Des philosophes au secours des entreprises

Autre tendance lourde de ce nouveau marché : les philosophes. Des personnalités comme Michel Serres, Raphael Enthoven, Luc Ferry, Michel Onfray… ne délivrent plus un message de réussite, mais donnent des clés à des managers souvent déprimés dans un monde en crise et où le travail n’est plus une fin en soi.

"Cela a toujours été un métier difficile que de faire travailler les autres, mais c’est encore plus difficile aujourd’hui, " analyse le philosophe André Comte-Sponville. "Parce que ce qu’on cherche aujourd’hui, ce n’est pas le travail. C’est le bonheur !. "

Avec des prestations comprises entre 5.000 et 10.000 euros, le philosophe est ainsi devenu un rouage indispensable de l’économie capitaliste. C’est lui qui va expliquer aux managers comment valoriser les salariés, les responsabiliser, leur donner l’impression d’être d’utiles, écoutés. Autant d’outils nécessaires au bon fonctionnement de l’entreprise.

Nouvelles agences de mannequins

Comme pour tout marché, il y a des boutiques, et des vitrines ! Pour choisir son conférencier, il suffit de surfer sur Internet. Plusieurs sites proposent des profils de tous ordres. Ce sont les nouvelles agences de mannequins pour entreprises.

On y trouve des politiques, des philosophes, des stars, mais aussi des journalistes comme Jean François Khan, André Julliard, Jean-Marc Sylvestre, Jérôme Bonaldi, Bernard de la Villardière, Natacha Polony, et même Martin Wolf du Financial Times , qui depuis peu monnaye ses prestations.

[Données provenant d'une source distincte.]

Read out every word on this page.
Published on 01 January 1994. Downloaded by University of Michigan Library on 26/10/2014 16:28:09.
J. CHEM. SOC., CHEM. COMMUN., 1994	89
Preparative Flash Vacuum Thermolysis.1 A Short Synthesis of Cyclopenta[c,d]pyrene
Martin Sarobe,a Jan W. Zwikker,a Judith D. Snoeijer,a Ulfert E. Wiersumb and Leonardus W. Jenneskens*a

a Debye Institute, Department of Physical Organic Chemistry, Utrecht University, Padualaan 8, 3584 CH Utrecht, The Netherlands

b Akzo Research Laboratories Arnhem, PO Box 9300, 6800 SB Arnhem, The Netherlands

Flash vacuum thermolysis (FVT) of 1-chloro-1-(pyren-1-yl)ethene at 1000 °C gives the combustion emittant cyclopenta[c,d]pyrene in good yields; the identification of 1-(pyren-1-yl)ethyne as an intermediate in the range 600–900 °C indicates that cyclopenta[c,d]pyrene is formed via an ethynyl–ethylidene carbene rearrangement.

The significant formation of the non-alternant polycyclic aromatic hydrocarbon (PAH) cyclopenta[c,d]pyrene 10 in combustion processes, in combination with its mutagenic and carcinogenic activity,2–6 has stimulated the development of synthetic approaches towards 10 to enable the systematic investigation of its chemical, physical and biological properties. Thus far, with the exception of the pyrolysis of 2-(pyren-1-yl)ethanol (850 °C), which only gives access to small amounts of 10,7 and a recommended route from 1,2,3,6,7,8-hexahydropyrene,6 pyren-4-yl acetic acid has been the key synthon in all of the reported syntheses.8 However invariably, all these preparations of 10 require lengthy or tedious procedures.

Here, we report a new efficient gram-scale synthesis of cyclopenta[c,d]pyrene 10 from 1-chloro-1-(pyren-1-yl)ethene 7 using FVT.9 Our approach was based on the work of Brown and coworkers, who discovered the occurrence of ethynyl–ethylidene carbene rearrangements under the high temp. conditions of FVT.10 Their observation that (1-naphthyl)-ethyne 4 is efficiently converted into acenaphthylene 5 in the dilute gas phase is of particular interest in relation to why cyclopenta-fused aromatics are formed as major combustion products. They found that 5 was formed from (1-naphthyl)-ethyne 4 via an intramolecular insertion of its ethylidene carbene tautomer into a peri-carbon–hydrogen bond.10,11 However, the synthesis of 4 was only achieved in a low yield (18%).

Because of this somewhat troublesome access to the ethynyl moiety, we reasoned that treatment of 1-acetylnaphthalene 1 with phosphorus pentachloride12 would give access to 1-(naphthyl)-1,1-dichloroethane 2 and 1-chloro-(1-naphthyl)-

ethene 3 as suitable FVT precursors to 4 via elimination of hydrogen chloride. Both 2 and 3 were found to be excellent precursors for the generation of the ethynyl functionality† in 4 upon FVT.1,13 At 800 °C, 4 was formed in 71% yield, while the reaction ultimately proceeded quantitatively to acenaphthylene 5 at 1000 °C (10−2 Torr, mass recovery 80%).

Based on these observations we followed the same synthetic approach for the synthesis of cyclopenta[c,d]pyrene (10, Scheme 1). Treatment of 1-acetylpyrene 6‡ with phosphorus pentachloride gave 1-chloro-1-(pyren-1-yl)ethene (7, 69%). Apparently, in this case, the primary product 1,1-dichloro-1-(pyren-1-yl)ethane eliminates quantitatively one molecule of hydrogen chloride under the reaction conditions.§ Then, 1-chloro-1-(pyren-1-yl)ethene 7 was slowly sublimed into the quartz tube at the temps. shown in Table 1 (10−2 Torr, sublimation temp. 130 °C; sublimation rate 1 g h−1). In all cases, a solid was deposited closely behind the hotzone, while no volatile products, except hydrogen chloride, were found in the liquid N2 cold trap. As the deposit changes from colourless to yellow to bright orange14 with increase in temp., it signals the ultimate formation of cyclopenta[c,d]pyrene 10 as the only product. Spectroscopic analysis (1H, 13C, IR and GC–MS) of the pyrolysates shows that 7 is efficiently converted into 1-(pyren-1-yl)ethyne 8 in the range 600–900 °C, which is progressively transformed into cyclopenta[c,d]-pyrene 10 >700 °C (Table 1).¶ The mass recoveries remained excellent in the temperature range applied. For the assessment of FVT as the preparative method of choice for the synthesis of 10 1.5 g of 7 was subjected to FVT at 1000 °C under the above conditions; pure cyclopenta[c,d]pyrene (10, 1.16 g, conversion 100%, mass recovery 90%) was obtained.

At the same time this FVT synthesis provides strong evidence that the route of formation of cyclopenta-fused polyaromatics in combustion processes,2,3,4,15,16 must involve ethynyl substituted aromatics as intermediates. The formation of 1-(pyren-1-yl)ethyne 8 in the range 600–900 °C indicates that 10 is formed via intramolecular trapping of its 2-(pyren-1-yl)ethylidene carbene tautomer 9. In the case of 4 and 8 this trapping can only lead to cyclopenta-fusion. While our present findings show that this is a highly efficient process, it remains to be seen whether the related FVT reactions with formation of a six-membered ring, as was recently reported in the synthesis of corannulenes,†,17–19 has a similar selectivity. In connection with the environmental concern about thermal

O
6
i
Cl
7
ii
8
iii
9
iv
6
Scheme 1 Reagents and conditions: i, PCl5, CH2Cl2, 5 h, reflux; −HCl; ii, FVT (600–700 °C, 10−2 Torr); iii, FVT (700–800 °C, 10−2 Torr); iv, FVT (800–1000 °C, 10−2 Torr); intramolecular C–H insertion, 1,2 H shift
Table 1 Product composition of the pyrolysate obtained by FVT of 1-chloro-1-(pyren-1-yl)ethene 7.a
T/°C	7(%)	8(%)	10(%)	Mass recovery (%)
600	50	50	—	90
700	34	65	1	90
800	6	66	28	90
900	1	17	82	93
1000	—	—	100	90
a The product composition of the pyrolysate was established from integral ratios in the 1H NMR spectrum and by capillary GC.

Ce qu’on ne publie pas revanche, ce sont leurs tarifs. Les barèmes de ces agences vont de 1.000 euros pour un universitaire à 50.000 euros pour un ancien Premier ministre. Mais le conférencier le plus cher en France, c’est incontestablement l’ancien président de la République Nicolas Sarkozy qui perçoit entre 80 et 100.000 euros pour une prestation. Il marche sur les traces de Tony Blair, l’ex Premier ministre britannique qui émarge autour de 230.000 euros.

Conflit d’intérêt

Mais ne nous y trompons pas. On n’assiste pas à une conférence d’un ex-chef d’Etat pour son expertise. Le contenu des exposés de Tony Blair n’a rien d’éblouissant. Et pour ce qui concerne Nicolas Sarkozy, "C’est clairement un investissement, " explique Christopher Dembick , économiste chez Saxo bank . "On cherche à avoir accès à un carnet d’adresses, pour éventuellement s’il revient aux affaires, faire du lobbying et obtenir un retour sur investissement. "

Et c’est là que le bât blesse. Car si Tony Blair a quitté le pouvoir et n’a pas l’intention d’y revenir, ce n’est pas le cas de Nicolas Sarkozy. "S’il redevient président de la République, pendant plusieurs années, sa source principale de revenus aura été la banque Goldman Sachs, le Qatar, etc, " commente le politologue Thomas Guénolé. "Si demain il a des décisions à prendre sur la régulation bancaire, la diplomatie au Moyen-Orient. Cela posera un problème. "

La presse écrite contaminée

Le syndrome des conférences frappe aussi la presse écrite, parce qu’elle aussi est en crise. A la recherche de nouvelles sources de financement, des quotidiens, comme les Echos, la Tribune, Libération ou le Monde , mais aussi des hebdomadaires se sont donc lancés sur ce créneau porteur. "Une ville, en général, on vous donne une salle, des moyens techniques, " explique Bruno Fuchs, le président d’Image et Stratégie. "Et quand c’est un média qui gère l’événement, les intervenants viennent en général gratuitement. Avec trois ou quatre sponsors, cela fait donc des revenus intéressants. "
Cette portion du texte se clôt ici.